Phases Of Lung Cancer
Lung Cancer is a malignant tumour characterized by uncontrolled cell growth in the tissues of the lungs. Hence, it is also known as Lung carcinoma, a type of primary cancer that develops from damaged epithelial cells that line the inner and outer surfaces of the body. This formation of cancerous cells from normal cells is known as carcinogenesis, which is a process characterized by three stages: Initiation, promotion and progression. This report focuses on the formation of lung cancer cells and the mutations of healthy cells through the process of carcinogenesis at a cellular and genetic level.
The Aspen Lung conference conducted comprehensive studies on lung cancer over 17 years. Through this, it is evident that the vast majority of cases of lung cancer (80-90%) is due to long-term tobacco smoking, as supported through cancer researcher Kanematsu Sugiura which discovered the “repeated painting with tobacco tar for from 90 to 500 days developed a squamous carcinoma at the site of application” (KANEMATSU SUGIURA, 2019). Whereas, the other 10-15% of cases occurs in individuals who are non-smokers. This is mainly due to other factors which include genetic factors, and environmental factors such as: exposure to radon gas, asbestos, second-hand smoke, and/or other forms of air pollution. (Miller and Keith, 2019)
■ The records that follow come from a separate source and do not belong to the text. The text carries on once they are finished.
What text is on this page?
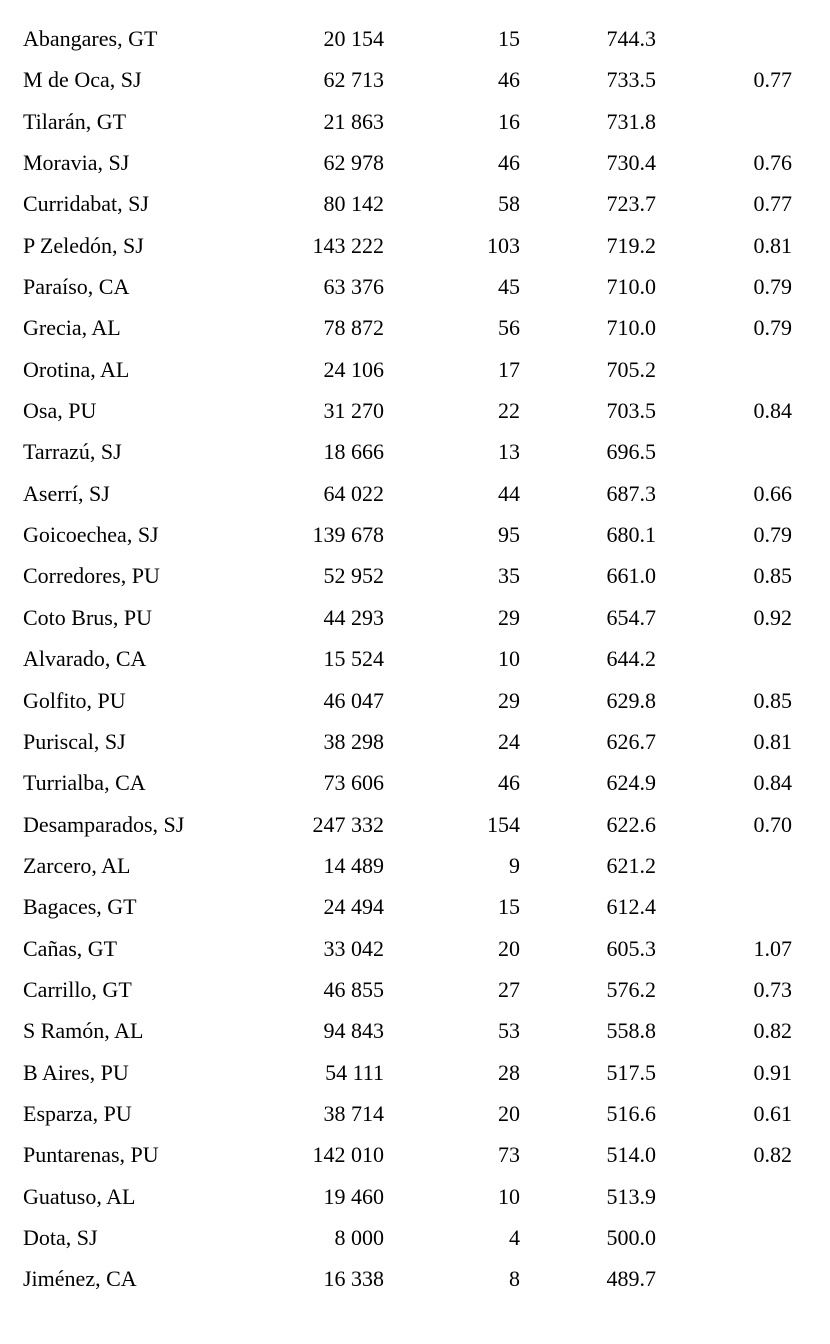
Abangares, GT	20 154	15	744.3
M de Oca, SJ	62 713	46	733.5	0.77
Tilarán, GT	21 863	16	731.8
Moravia, SJ	62 978	46	730.4	0.76
Curridabat, SJ	80 142	58	723.7	0.77
P Zeledón, SJ	143 222	103	719.2	0.81
Paraíso, CA	63 376	45	710.0	0.79
Grecia, AL	78 872	56	710.0	0.79
Orotina, AL	24 106	17	705.2
Osa, PU	31 270	22	703.5	0.84
Tarrazú, SJ	18 666	13	696.5
Aserrí, SJ	64 022	44	687.3	0.66
Goicoechea, SJ	139 678	95	680.1	0.79
Corredores, PU	52 952	35	661.0	0.85
Coto Brus, PU	44 293	29	654.7	0.92
Alvarado, CA	15 524	10	644.2
Golfito, PU	46 047	29	629.8	0.85
Puriscal, SJ	38 298	24	626.7	0.81
Turrialba, CA	73 606	46	624.9	0.84
Desamparados, SJ	247 332	154	622.6	0.70
Zarcero, AL	14 489	9	621.2
Bagaces, GT	24 494	15	612.4
Cañas, GT	33 042	20	605.3	1.07
Carrillo, GT	46 855	27	576.2	0.73
S Ramón, AL	94 843	53	558.8	0.82
B Aires, PU	54 111	28	517.5	0.91
Esparza, PU	38 714	20	516.6	0.61
Puntarenas, PU	142 010	73	514.0	0.82
Guatuso, AL	19 460	10	513.9
Dota, SJ	8 000	4	500.0
Jiménez, CA	16 338	8	489.7
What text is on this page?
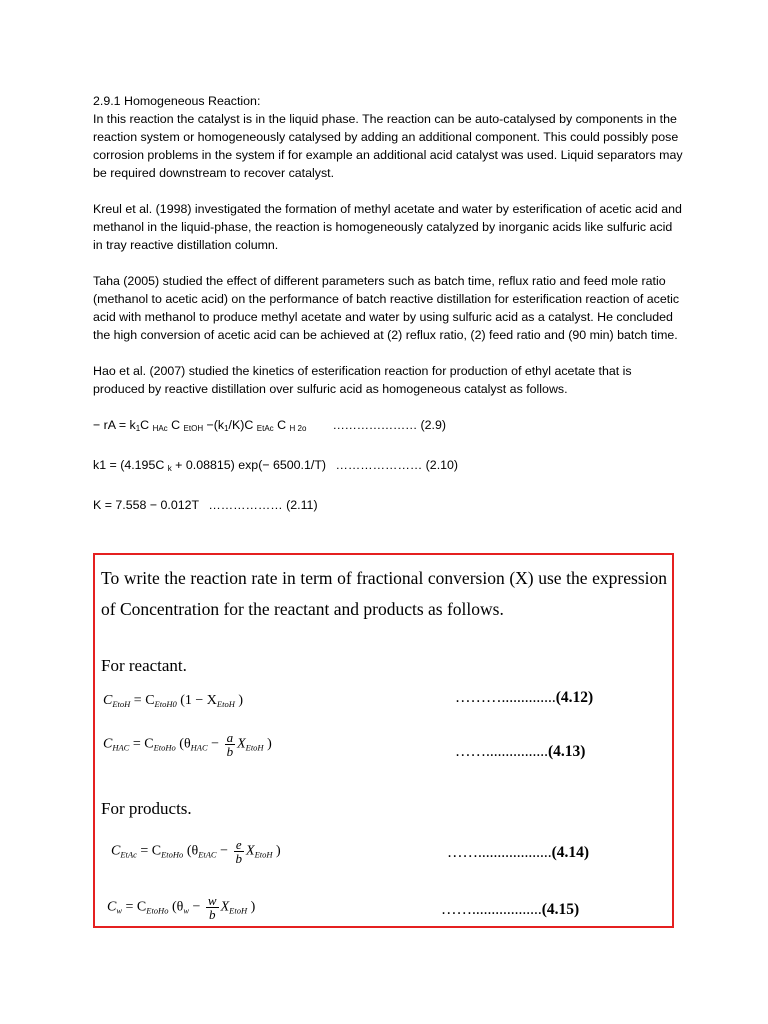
2.9.1 Homogeneous Reaction:

In this reaction the catalyst is in the liquid phase. The reaction can be auto-catalysed by components in the reaction system or homogeneously catalysed by adding an additional component. This could possibly pose corrosion problems in the system if for example an additional acid catalyst was used. Liquid separators may be required downstream to recover catalyst.

Kreul et al. (1998) investigated the formation of methyl acetate and water by esterification of acetic acid and methanol in the liquid-phase, the reaction is homogeneously catalyzed by inorganic acids like sulfuric acid in tray reactive distillation column.

Taha (2005) studied the effect of different parameters such as batch time, reflux ratio and feed mole ratio (methanol to acetic acid) on the performance of batch reactive distillation for esterification reaction of acetic acid with methanol to produce methyl acetate and water by using sulfuric acid as a catalyst. He concluded the high conversion of acetic acid can be achieved at (2) reflux ratio, (2) feed ratio and (90 min) batch time.

Hao et al. (2007) studied the kinetics of esterification reaction for production of ethyl acetate that is produced by reactive distillation over sulfuric acid as homogeneous catalyst as follows.

− rA = $k_1C$ $_{HAc}$ C $_{EtOH} -(k_1/K)C$ $_{EtAc}$ C $_{H 2o}$ ………………… (2.9)

k1 = (4.195C $_k$ + 0.08815) exp(− 6500.1/T) ………………… (2.10)

K = 7.558 − 0.012T ……………… (2.11)

To write the reaction rate in term of fractional conversion (X) use the expression of Concentration for the reactant and products as follows.
For reactant.
$C_{EtoH} = C_{EtoH0}$ ($1 - X_{EtoH}$ )	………..............(4.12)
$C_{HAC} = C_{EtoHo}$ ($\theta_{HAC} - \frac{a}{b} X_{EtoH}$ )	……................(4.13)
For products.
$C_{EtAc} = C_{EtoHo}$ ($\theta_{EtAC} - \frac{e}{b} X_{EtoH}$ )	……...................(4.14)
$C_w = C_{EtoHo}$ ($\theta_w - \frac{w}{b} X_{EtoH}$ )	……..................(4.15)
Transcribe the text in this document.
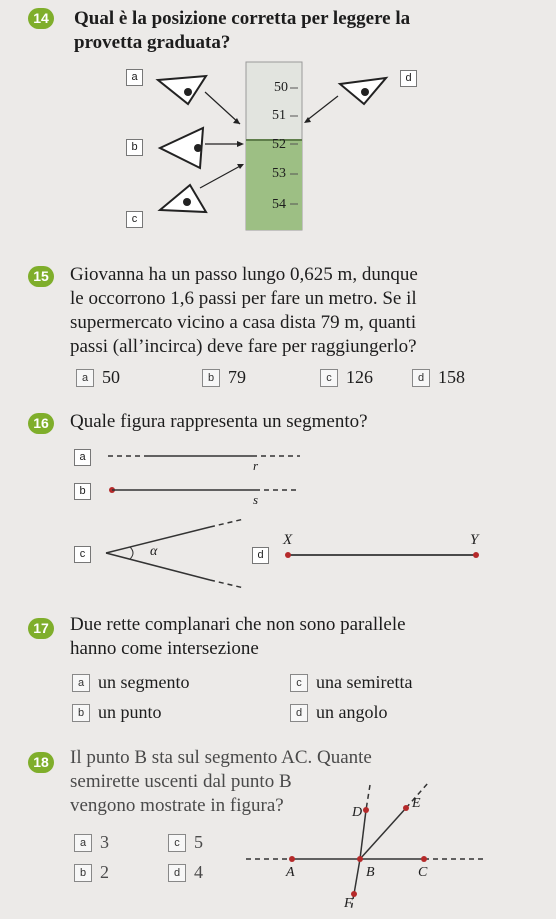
14 Qual è la posizione corretta per leggere la
provetta graduata?
50
51
52
53
54
a
b
c
d
15 Giovanna ha un passo lungo 0,625 m, dunque
le occorrono 1,6 passi per fare un metro. Se il
supermercato vicino a casa dista 79 m, quanti
passi (all’incirca) deve fare per raggiungerlo?
a 50	b 79	c 126	d 158
16 Quale figura rappresenta un segmento?
a
b
c	d
r
s
α
X	Y
17 Due rette complanari che non sono parallele
hanno come intersezione
a un segmento
b un punto
c una semiretta
d un angolo
18 Il punto B sta sul segmento AC. Quante
semirette uscenti dal punto B
vengono mostrate in figura?
a 3
b 2
c 5
d 4	A	B	C
D
E
F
The first phase of the development of malignant cells of the lungs is known as the initiation (transformation) stage. This is the stage where a normal cell transforms into malignant cell, due to the interaction between healthy cells and transforming agents such as as carcinogens, e.g Tobacco, Asbestos, etc. When the carcinogens interact with the genetic material such as nucleic acids (DNA and RNA) and proteins, lung cancer occurs as a result of the genetic mutation build up in the critical genes that are responsible for cell growth, division or repair of damaged DNA. These changes to critical genes evidently result in the cells to grow and divide uncontrollably to form a tumour. These changes are known as somatic mutations, meaning the altered genetic expression can be passed on, forming the proliferation of mutated of cells.
Somatic mutations occur in the genes: TP53, EGFR and KRAS, all in which are common to lung cancer. The TP53 gene provides instructions for making protein, called p53, that is located in the nucleus of the cell throughout the body and attaches directly to DNA (Zappa and Mousa, 2019). The role of the p53 protein is to regulate cell growth and division by monitoring damaged DNA. When the DNA becomes damaged, the p53 protein helps determine whether the DNA will be repaired, or whether the cell will undergo apoptosis (cell death). TP53 gene mutations result in the production of an altered p53 protein that cannot bind to DNA. The altered protein prevents the regulation of cell proliferation, further allowing DNA damage to accumulate in cells, as it is unable to trigger apoptosis in cells with mutated or damaged DNA. The accumulation of mutated cells may continue to divide in an uncontrolled way, leading to tumour growth. A mutation in the TP53 gene, can be genetically inherited from parent to offspring, this is known as Li- Fraumeni syndrome, which is a condition that makes a person more likely to develop one or more cancers in areas of the body such as the brain, spine, blood, lungs, breasts, etc.
Furthermore, the pharmaceutical research institute place an emphasis on the EGFR and KRAS genes that each provide instructions to make a protein known as K-ras which plays the essential role as the on and off switch in the cell membrane (Zappa and Mousa, 2019). When these proteins are activated by binding to other molecules/substrates, the protein automatically relays signals from outside the cell to the cell’s nucleus. These signals instruct the cell to grow and divide (proliferate). Furthermore, mutations in the EGFR or KRAS gene lead to the K-ras protein being constantly turned on (constitutively activated). (Herbst, Morgensztern and Boshoff, 2019) As a result, cells constantly receive signals to proliferate, leading to tumour formation.
The Initiation phase, is then followed on by the promotion (Activation) phase. This is significant as once the normal cells have been mutated, this is the stage where the transformed cells proliferate, as they are stimulated to grow and divide faster (Herbst, Morgensztern and Boshoff, 2019). Agents that cause the promotion of cancer cells is substances in the environment and promoters such as stress, alcohol, drugs, pesticides etc. These promoters do not cause cancer by themselves, however they allow a cell that has undergone initiation to become cancerous, as a cancer-prone cell need certain conditions to proliferate. Evidently, this stage is followed on by the final progression stage, where the cancerous cells proliferate into large tumours and can spread from the primary sight to other areas of the body, this process is known as metastasis. Thus, if not treated at a earlier stage the growth can spread beyond the lungs by the process of metastasis into nearby tissues, organs, nodes, and other parts of the body. (Zappa and Mousa, 2019).
In conclusion, through the use of comprehensive studies, scientific evidence highlights the significant advances that have been made towards the reduction of occupational health, with more emphasis on the scientific advancements in genetics as an influential factor in the identification and progression of lung cancer, thus targeting and identifying specific mutations with more precision.